Let’s start with the basics. Who are you, where are you located, and what position are you hiring for? Some critical points will be if you want someone full-time, part-time, temporary, or long-term and also the shift, such as weekends, weekdays, overnight, etc.
It’s not always necessary, but it can help describe the clients you work with or the type of work you do. Aramark, for example, works with “the world’s leading educational institutions.” BlueChip Pros, which has commercial cleaning operations in 37 states, follows “medical-grade sanitation practice.” Some companies include the rate of pay, as well.
This would be an excellent place to include and highlight any specialized cleaning your company performs, such as full-scale decontamination or working in a controlled environment.
Next, write down the duties you expect your new employee to perform. For most general cleaning positions, there won’t be too much unexpected here: Clean and disinfect sinks, countertops, restrooms, door handles, and so on. Replenish supplies in break rooms, kitchens, and bathrooms. Wipe down doors, baseboards, vents, and empty trash and recycling bins. The Dust Collectors, LLC, in Gloucester and Camden Counties, NJ, sum it up nicely in their commercial cleaning job description by saying that their janitors must follow a customized checklist, “to perform all tasks to the standards established by The Dust Collectors.”
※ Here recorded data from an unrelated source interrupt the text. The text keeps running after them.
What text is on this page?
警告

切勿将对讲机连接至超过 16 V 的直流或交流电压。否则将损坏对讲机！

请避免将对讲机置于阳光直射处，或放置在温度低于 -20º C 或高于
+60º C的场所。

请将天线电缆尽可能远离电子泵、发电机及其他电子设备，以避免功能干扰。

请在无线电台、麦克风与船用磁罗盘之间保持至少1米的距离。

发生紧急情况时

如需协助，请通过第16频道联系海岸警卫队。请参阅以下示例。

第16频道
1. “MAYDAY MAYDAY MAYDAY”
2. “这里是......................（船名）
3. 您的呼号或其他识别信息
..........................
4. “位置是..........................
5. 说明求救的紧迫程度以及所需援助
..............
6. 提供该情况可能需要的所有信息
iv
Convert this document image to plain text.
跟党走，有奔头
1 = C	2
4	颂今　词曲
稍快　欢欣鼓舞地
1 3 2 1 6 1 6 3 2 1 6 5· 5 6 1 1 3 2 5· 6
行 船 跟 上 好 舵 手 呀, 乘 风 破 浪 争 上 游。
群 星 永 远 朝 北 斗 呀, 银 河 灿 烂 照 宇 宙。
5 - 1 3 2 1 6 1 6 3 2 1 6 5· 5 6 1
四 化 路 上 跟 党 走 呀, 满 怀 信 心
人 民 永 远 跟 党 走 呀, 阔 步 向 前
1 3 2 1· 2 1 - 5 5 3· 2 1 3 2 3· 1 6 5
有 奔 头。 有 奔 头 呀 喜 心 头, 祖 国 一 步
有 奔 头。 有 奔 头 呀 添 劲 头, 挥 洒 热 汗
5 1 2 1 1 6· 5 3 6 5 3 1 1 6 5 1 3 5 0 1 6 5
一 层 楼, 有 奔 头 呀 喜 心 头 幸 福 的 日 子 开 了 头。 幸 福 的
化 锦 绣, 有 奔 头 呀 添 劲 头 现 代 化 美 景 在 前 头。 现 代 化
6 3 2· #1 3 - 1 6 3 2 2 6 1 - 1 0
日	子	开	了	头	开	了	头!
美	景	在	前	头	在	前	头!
Depending on how detailed you want to be, you can also include things like minimum experience requirements, education requirements, and the expectation of a background check.
It’s essential to include a section on qualifications, as well, such as how much employees will be required to lift, whether or not they need their own transportation, and what kind of equipment they may be working with, such as floor buffers.
Once you have this information, you can add the things you would like in a new employee or share the type of work culture you’re trying to create or maintain. For instance, on a recent job posting, Atlanta, Georgia-based Kimco Services mentions that the job they have listed is ideal for employees who are dependable, people-oriented, and independent.
Putting it all together: How to create a commercial cleaner job description that gets the job done
Now that you have the information you want in the job description, it’s time to put it all together. Here’s a template you can use to create your own. This one is necessarily general, so it’s easier to customize, but feel free to add as much detail as you want in yours.
JM Services is hiring a commercial cleaner
JM is a full-service commercial cleaning company operating in the greater Toledo, Ohio area. Since 2014, we’ve provided high-quality, professional cleaning services to financial institutions, corporate offices, medical facilities, and small businesses.
We’re hiring a full-time commercial cleaner to work weekdays at several client facilities in the downtown area of Toledo.
Duties include, but are not limited to:
- Follow our detailed cleaning checklists for all clients
- Sweep, mop, and vacuum floors using professional janitorial equipment
- Clean and disinfect sinks, countertops, and restrooms
- Refill paper products
- Empty trash and recycling and replace liners
- Follow safety regulations
- Perform additional duties as assigned by supervisor
- Must be able to lift up to 50 pounds on occasion
- Ability to walk, stand, and bend for extended periods
- Must be prompt and professional
- Must have reliable transportation to reach client locations on time (most sites are on popular bus routes)
- Previous experience preferred, but not required
- Must pass a background check
- Must be able to keep information confidential, as we work with financial and medical industry clients who handle sensitive data
$15-18/hr depending on experience
Benefits include paid time off for national holidays, two weeks of vacation time per year (after six months of employment), and medical and dental insurance.
There you have it. It really is that easy to write a commercial cleaner job description.